On the Unreasonable Effectiveness of NULL Checks
If you filter for values on a NULLABLE
column, strongly consider adding a
NOT NULL
check as well.
NULLABLE
columns in a relational database are useful: they can save space,
and they can be used for 1 to 0 or 1 relationship situations. However, they will
affect your query performance in surprising ways, and one must cover for them
by making queries a little more complex.
Our database includes a table for tracking individual activities of our
players. These activities may reference a single learning
objective, so we have the
NULLABLE
field learning_objective_id
on our player_activities
table that
is a foreign key to our learning_objective
table. Without discussing the
alternatives to this design, let’s focus on the performance effects.

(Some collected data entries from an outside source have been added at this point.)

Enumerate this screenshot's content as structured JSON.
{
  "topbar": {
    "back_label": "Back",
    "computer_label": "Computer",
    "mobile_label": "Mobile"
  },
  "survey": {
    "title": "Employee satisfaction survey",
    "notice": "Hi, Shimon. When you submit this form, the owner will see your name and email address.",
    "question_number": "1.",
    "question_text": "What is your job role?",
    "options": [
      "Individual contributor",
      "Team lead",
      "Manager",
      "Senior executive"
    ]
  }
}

First, the table is large, so let’s get a baseline:
psql 1> explain select count(*) from player_activities;
QUERY PLAN
-----------------------------------------------------------------
Finalize Aggregate (cost=5365250.92..5365250.93 rows=1 width=8)
...
We have an index for learning_objective_id
on this table. Here is the cost
for searching for a specific kind of player activity by learning objective:
psql 1> explain select count(*) from player_activities where learning_objective_id = 1;
QUERY PLAN
-----------------------------------------------------------------
Aggregate (cost=7868.23..7868.24 rows=1 width=8)
This cost may not be terrible in the grand scheme of things, and we can
celebrate, but if this query were embedded in something more complex, such as
with nested subqueries, groupings, and joins, we might be thankful for an
improvement. Look what happens when we add a NULL
check on this column:
psql 1> explain select count(*) from player_activities where learning_objective_id is not null and learning_objective_id = 1;
QUERY PLAN
-----------------------------------------------------------------
Aggregate (cost=4780.10..4780.11 rows=1 width=8)
This is a feature of using a NULLABLE
column, not one of value. For example,
we could instead look for learning_objective_id
s that are not some other
real value and see that the cost is actually worse than just looking the one
value:
psql 1> explain select count(*) from player_activities where learning_objective_id != 2 and learning_objective_id = 1;
QUERY PLAN
-----------------------------------------------------------------
Aggregate (cost=7935.40..7935.41 rows=1 width=8)
The general rule of thumb is: if you are filtering or joining on a NULLABLE
column, also check that it is NOT NULL
. This is not a perfect rule, and we
have run into rare situations where the extra check made performance cost
worse. As always with optimization advice, profile!